Mauricio Pochettino said the U.S. men do not have a player in the top 100, even as the debate around the best soccer player in the world keeps circling back to America’s different place on the men’s and women’s sides. He made that point in April, and the contrast is sharper now after the men opened with a 4-1 win over Paraguay.

Pochettino’s April line

At Mercedes-Benz Stadium in Atlanta, Pochettino told reporters, "We are USA" before adding, "We are competing against Belgium, Portugal. I think, for sure, Belgium and Portugal have, in the top 100 players, a few or some players playing in that top 100. I think we don’t have (any)." That was the clearest version of his view: the U.S. men can win games, but they do not yet stack up with the world’s elite player pools.

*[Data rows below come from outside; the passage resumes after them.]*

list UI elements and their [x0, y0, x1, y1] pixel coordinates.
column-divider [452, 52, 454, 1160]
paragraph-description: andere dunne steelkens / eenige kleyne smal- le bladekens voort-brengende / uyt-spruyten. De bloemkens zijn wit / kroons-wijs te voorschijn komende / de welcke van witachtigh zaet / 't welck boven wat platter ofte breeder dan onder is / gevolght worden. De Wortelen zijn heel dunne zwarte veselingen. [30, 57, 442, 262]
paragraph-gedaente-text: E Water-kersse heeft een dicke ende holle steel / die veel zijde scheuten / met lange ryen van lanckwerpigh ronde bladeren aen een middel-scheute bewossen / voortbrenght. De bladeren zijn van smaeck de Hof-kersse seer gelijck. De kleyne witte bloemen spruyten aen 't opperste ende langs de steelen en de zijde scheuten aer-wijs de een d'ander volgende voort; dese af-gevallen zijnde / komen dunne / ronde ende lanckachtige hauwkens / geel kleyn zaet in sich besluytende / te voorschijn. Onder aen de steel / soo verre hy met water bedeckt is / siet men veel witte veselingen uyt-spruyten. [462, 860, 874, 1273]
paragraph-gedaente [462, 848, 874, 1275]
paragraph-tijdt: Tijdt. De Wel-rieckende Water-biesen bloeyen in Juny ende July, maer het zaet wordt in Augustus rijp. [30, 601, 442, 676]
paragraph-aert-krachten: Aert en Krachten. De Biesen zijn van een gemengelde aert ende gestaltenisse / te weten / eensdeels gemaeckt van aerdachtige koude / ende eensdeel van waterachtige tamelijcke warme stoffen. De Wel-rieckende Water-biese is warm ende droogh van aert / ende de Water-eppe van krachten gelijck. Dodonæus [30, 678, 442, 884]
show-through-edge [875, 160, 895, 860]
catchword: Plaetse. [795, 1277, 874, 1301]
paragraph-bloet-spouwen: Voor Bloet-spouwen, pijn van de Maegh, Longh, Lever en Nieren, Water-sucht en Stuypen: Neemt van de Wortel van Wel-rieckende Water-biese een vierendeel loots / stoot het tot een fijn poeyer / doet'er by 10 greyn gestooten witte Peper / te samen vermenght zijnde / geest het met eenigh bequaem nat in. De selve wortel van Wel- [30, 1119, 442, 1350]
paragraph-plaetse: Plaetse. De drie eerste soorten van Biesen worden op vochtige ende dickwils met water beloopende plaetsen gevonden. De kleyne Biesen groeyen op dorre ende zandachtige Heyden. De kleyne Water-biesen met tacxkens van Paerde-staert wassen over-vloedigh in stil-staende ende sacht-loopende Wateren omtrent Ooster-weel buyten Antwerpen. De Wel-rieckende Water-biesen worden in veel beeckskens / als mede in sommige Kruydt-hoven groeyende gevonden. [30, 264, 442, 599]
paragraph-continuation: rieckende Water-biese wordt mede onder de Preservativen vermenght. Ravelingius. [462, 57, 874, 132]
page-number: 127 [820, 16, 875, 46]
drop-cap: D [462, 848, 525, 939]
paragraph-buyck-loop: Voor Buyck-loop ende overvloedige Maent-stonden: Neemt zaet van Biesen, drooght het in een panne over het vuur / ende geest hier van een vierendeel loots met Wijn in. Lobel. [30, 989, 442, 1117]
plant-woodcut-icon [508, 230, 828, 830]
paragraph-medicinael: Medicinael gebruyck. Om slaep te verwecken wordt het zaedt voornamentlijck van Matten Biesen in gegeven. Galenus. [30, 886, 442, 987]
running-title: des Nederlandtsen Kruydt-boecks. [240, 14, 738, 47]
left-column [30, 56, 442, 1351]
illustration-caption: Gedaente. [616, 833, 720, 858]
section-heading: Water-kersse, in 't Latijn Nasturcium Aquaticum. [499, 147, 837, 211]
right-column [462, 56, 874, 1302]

The coach’s point sits against a broader American record that is hard to ignore. The United States has won four World Cups, including once at home, and five Olympic gold medals. It has also produced a Ballon d’Or winner and has regularly been ranked the best in the world, but those breakthroughs have not translated into the same kind of star depth on the men’s side that Pochettino described.

Women’s side sets the standard

The women’s program offers the cleaner counterpoint. Days before the men’s squad arrived at the tournament, the U.S. women beat Brazil 1-0 in Fortaleza, and the article describes those players as sitting at home because their World Cup comes next summer in Brazil at the 2027 FIFA Women’s World Cup. Emma Hayes has made her own priorities plain, saying, "My issue and struggle with it is this is just a team game, so I hate the individual awards" and, "I know the individual awards are something that maybe matter to the players, but fundamentally, it’s about the team trophies that I probably care about most. … I don’t read too much into them."

That’s the tension inside the U.S. picture: the women are tied to a group of players who transcend the sport and change culture, while the men are still searching for the same level of recognition. Christian Pulisic is listed as No. 39 on The Athletic’s list of best players in the World Cup, and he is the name that fits closest to the standard Pochettino says the U.S. needs.

Paraguay win changes little

Friday’s 4-1 win over Paraguay gave the men an immediate result to build on, and their odds of advancing from Group D rose to 97 percent after the victory. It did not erase the larger conversation, though. Pochettino’s April assessment still hangs over the roster: the U.S. can move through a tournament, but its men are still being measured against countries he believes have multiple top-100 players and the United States does not.

For readers tracking the 2026 World Cup, that is the practical takeaway. The U.S. men have a favorable path out of the group, but the sharper test comes in whether they can produce more than one player who belongs in the same conversation as the sport’s best. Until that changes, the comparison with the women’s program will keep coming back to the same gap.